Visiting Krakow combined visiting a cultural powerhouse, hanging out with a large group of friends, and making new friends. As we are very social and also very culturally interested, it has been intense. We have absorbed like sponges. Cathedrals, the history of Krakow (and Poland and Europe), the horrors of the holocaust, the beauty of the artwork we have seen here, the communist era, the architecture, and the culture. And all the poems we read. And all the discussions we had. And all the insights we had about ourselves in this life.

We have walked so many times from the beautiful main square and crossed the walking bridge decorated with balancing sculptures to return to the area on the other side of the river Wisla into what used to be the Jewish Ghetto - as it has been home for us for 4 weeks.

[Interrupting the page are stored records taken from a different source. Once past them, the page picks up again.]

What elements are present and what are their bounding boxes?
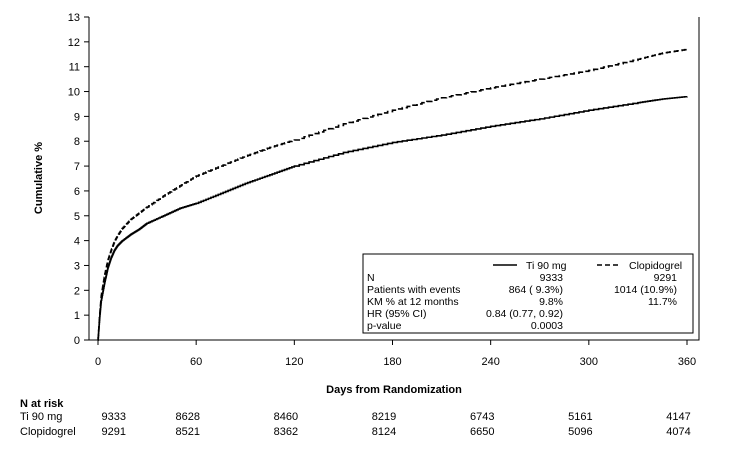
y-tick-label: 7 <box>74 161 80 173</box>
legend-label-clopidogrel: Clopidogrel <box>629 260 682 272</box>
legend-value-ti: 9333 <box>540 272 564 284</box>
x-tick-label: 0 <box>95 356 101 368</box>
y-axis-title: Cumulative % <box>33 142 45 214</box>
axis-frame <box>88 17 700 341</box>
y-tick-label: 2 <box>74 285 80 297</box>
legend-value-clopidogrel: 9291 <box>654 272 678 284</box>
y-tick-label: 12 <box>68 37 80 49</box>
y-tick-label: 0 <box>74 335 80 347</box>
y-tick-label: 4 <box>74 236 80 248</box>
x-tick-label: 240 <box>481 356 499 368</box>
legend-row-label: p-value <box>367 320 402 332</box>
legend-row-label: N <box>367 272 375 284</box>
x-tick-label: 60 <box>190 356 202 368</box>
legend-row-label: Patients with events <box>367 284 460 296</box>
legend-value-ti: 0.0003 <box>531 320 563 332</box>
y-tick-label: 3 <box>74 260 80 272</box>
y-tick-label: 9 <box>74 111 80 123</box>
legend-label-ti: Ti 90 mg <box>526 260 567 272</box>
legend-value-clopidogrel: 11.7% <box>648 296 677 308</box>
x-tick-label: 360 <box>678 356 696 368</box>
series-line-ti <box>97 95 688 341</box>
legend-row-label: HR (95% CI) <box>367 308 427 320</box>
series-line-clopidogrel <box>97 48 688 341</box>
legend-value-clopidogrel: 1014 (10.9%) <box>614 284 677 296</box>
y-tick-label: 13 <box>68 12 80 24</box>
legend-box <box>362 253 694 334</box>
y-tick-label: 1 <box>74 310 80 322</box>
legend: Ti 90 mg Clopidogrel N Patients with eve… <box>362 253 694 334</box>
legend-value-ti: 864 ( 9.3%) <box>509 284 563 296</box>
y-tick-label: 10 <box>68 87 80 99</box>
legend-value-ti: 9.8% <box>539 296 563 308</box>
x-tick-label: 120 <box>285 356 303 368</box>
legend-row-label: KM % at 12 months <box>367 296 459 308</box>
x-tick-label: 300 <box>580 356 598 368</box>
y-tick-label: 6 <box>74 186 80 198</box>
y-tick-label: 11 <box>69 62 80 74</box>
legend-value-ti: 0.84 (0.77, 0.92) <box>486 308 563 320</box>
y-tick-label: 5 <box>74 211 80 223</box>
x-axis-title: Days from Randomization <box>326 384 462 396</box>
x-tick-label: 180 <box>383 356 401 368</box>
y-tick-label: 8 <box>74 136 80 148</box>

The Da Vinci piece is clear in my mind—so light, so present. And the first weekend, All Saints' Days, the 1st and 2nd of November, with the graveyards full of candles. It was so full of beauty, all the love, and all the memories people lit candles for; the experience was profound. I got to mourn my mother, my grandmothers, my niece who died right before her first breath, and my grandfather … It was healing and powerful. What an opening!

Is time flying? It is primarily a question of presence. Meaningfulness. Values. Seizing the moment.

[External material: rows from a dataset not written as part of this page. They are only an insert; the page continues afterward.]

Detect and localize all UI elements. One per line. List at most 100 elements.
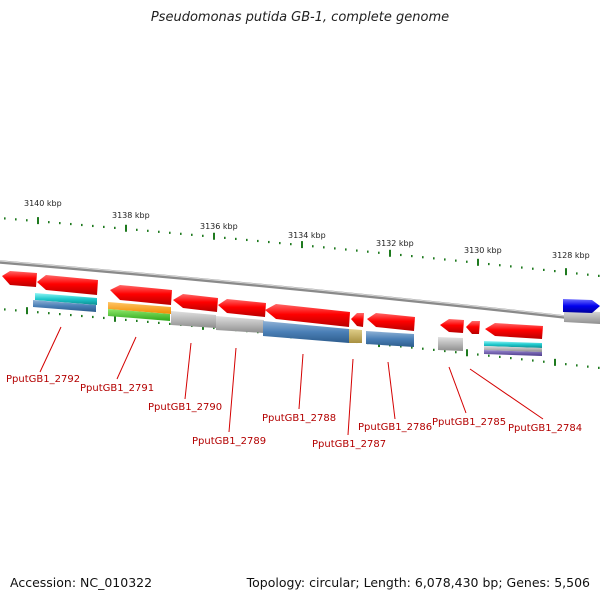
ruler-minor-tick: [521, 266, 523, 269]
ruler-minor-tick: [169, 231, 171, 234]
ruler-minor-tick: [598, 366, 600, 369]
feature-bar: [108, 309, 170, 321]
ruler-minor-tick: [59, 221, 61, 225]
gene-arrow[interactable]: [466, 321, 480, 334]
ruler-minor-tick: [543, 268, 545, 272]
ruler-minor-tick: [422, 347, 424, 350]
ruler-minor-tick: [114, 226, 116, 229]
gene-label[interactable]: PputGB1_2789: [192, 436, 266, 447]
ruler-minor-tick: [103, 316, 105, 320]
leader-line: [387, 361, 396, 420]
gene-label[interactable]: PputGB1_2790: [148, 402, 222, 413]
leader-line: [298, 353, 304, 410]
leader-line: [39, 326, 62, 373]
ruler-minor-tick: [499, 264, 501, 267]
ruler-major-tick: [213, 232, 215, 240]
ruler-minor-tick: [433, 348, 435, 351]
gene-arrow[interactable]: [37, 275, 98, 295]
ruler-minor-tick: [565, 363, 567, 366]
ruler-minor-tick: [268, 240, 270, 244]
leader-line: [448, 366, 467, 414]
ruler-major-tick: [114, 314, 116, 322]
gene-arrow[interactable]: [367, 313, 415, 331]
feature-bar: [263, 321, 349, 343]
ruler-minor-tick: [103, 225, 105, 229]
ruler-minor-tick: [510, 357, 512, 360]
ruler-minor-tick: [433, 257, 435, 260]
ruler-label-3134: 3134 kbp: [288, 231, 326, 240]
ruler-minor-tick: [587, 273, 589, 276]
ruler-minor-tick: [136, 228, 138, 231]
gene-arrow[interactable]: [485, 323, 543, 339]
ruler-minor-tick: [235, 237, 237, 241]
ruler-minor-tick: [279, 241, 281, 245]
gene-label[interactable]: PputGB1_2785: [432, 417, 506, 428]
leader-line: [228, 347, 237, 433]
gene-arrow[interactable]: [218, 299, 266, 317]
ruler-minor-tick: [92, 315, 94, 319]
ruler-minor-tick: [26, 219, 28, 222]
ruler-minor-tick: [532, 267, 534, 270]
ruler-minor-tick: [532, 359, 534, 362]
leader-line: [116, 336, 137, 380]
ruler-minor-tick: [323, 246, 325, 249]
ruler-minor-tick: [136, 319, 138, 322]
ruler-minor-tick: [202, 234, 204, 237]
gene-label[interactable]: PputGB1_2788: [262, 413, 336, 424]
gene-arrows-reverse: [2, 271, 543, 339]
ruler-minor-tick: [356, 249, 358, 252]
gene-arrow[interactable]: [351, 313, 364, 327]
map-title: Pseudomonas putida GB-1, complete genome: [150, 10, 450, 25]
leader-line: [184, 342, 192, 400]
ruler-minor-tick: [37, 311, 39, 314]
ruler-minor-tick: [147, 229, 149, 232]
ruler-minor-tick: [180, 232, 182, 235]
gene-label[interactable]: PputGB1_2791: [80, 383, 154, 394]
gene-arrow-highlighted[interactable]: [563, 299, 600, 313]
leader-line: [469, 368, 544, 420]
ruler-label-3132: 3132 kbp: [376, 239, 414, 248]
ruler-major-tick: [37, 217, 39, 225]
gene-arrow[interactable]: [265, 304, 350, 327]
ruler-minor-tick: [598, 274, 600, 277]
feature-bar: [108, 302, 171, 314]
ruler-minor-tick: [455, 351, 457, 354]
ruler-major-tick: [477, 258, 479, 266]
ruler-label-3128: 3128 kbp: [552, 251, 590, 260]
gene-label[interactable]: PputGB1_2784: [508, 423, 582, 434]
ruler-minor-tick: [455, 259, 457, 262]
feature-bar: [33, 300, 96, 312]
genome-backbone-highlight: [0, 260, 600, 321]
genome-summary-text: Topology: circular; Length: 6,078,430 bp…: [246, 575, 590, 590]
gene-label[interactable]: PputGB1_2787: [312, 439, 386, 450]
gene-arrow[interactable]: [110, 285, 172, 305]
feature-bars: [33, 293, 600, 356]
ruler-minor-tick: [70, 222, 72, 226]
gene-arrow[interactable]: [440, 319, 464, 333]
ruler-minor-tick: [213, 326, 215, 330]
ruler-minor-tick: [334, 247, 336, 250]
ruler-minor-tick: [521, 358, 523, 361]
ruler-minor-tick: [147, 320, 149, 323]
ruler-minor-tick: [15, 218, 17, 221]
ruler-major-tick: [125, 224, 127, 232]
accession-text: Accession: NC_010322: [10, 575, 153, 590]
ruler-minor-tick: [411, 346, 413, 349]
ruler-minor-tick: [510, 265, 512, 268]
ruler-major-tick: [466, 349, 468, 357]
ruler-minor-tick: [59, 313, 61, 316]
feature-bar: [438, 337, 463, 351]
gene-arrow[interactable]: [173, 294, 218, 312]
ruler-minor-tick: [400, 345, 402, 348]
gene-label[interactable]: PputGB1_2786: [358, 422, 432, 433]
ruler-minor-tick: [81, 314, 83, 318]
ruler-minor-tick: [411, 255, 413, 258]
ruler-major-tick: [301, 241, 303, 249]
ruler-ticks-upper: [4, 217, 600, 277]
gene-arrow[interactable]: [2, 271, 37, 287]
gene-label[interactable]: PputGB1_2792: [6, 374, 80, 385]
ruler-minor-tick: [246, 238, 248, 242]
ruler-minor-tick: [543, 360, 545, 363]
ruler-minor-tick: [488, 262, 490, 266]
gene-labels: PputGB1_2792 PputGB1_2791 PputGB1_2790 P…: [6, 374, 582, 450]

There can be so much wrong with the way we talk about time—that it is flying is just one of them. We all have the same amount of time every day. There is no urgency or limit; we don't run out. It is not flying or disappearing; it is ours—flexible, eternal, overwhelming, and precious.

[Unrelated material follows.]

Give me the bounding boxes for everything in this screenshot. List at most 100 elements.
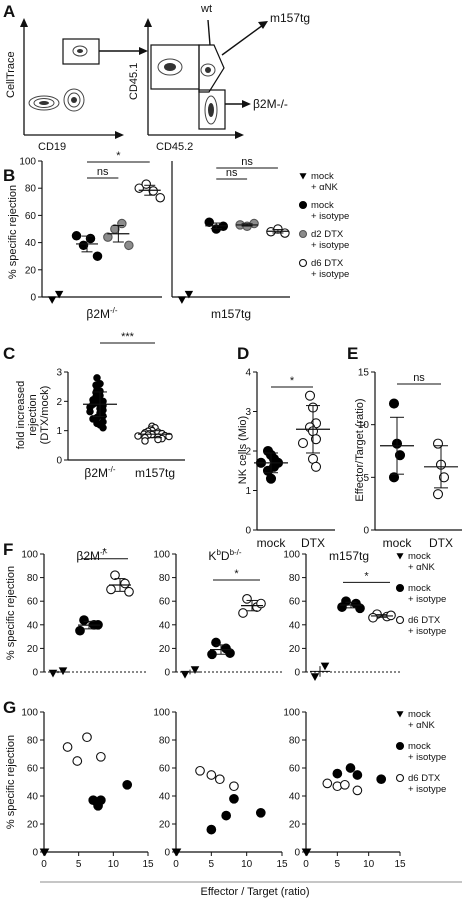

Time is something we fill up; we make our hours meaningful and beautiful by staying in tune with what is truly important, with the big picture. Scarcity makes that picture clearer. Traveling makes us sharper.

Our hearts beat—all of them. For as long as we live, this is the only true pulse, the best connector to real guidance, the place to live our lives. In the heartbeats, with the heart in the forefront. The heart knows. The beats measure time, the moments filled with life in all its glory. 

I spent a month in Krakow, which has been overwhelming and amazing. We have all grown, learned, and enjoyed.

The whole matrix of what is essential has lined up perfectly, as it always will if we pay attention. Relationships have evolved. We have experienced art. We have learned history. We have dived into the darkness to grow as humans. We have celebrated my husband's 50th birthday. We had the car fixed.

Is time flying? Did it go too fast?

No.
It has been perfect. It still is perfect. And it will continue to be perfect.

If we stay perfectly aligned. With the beat of hearts as the only marching drum.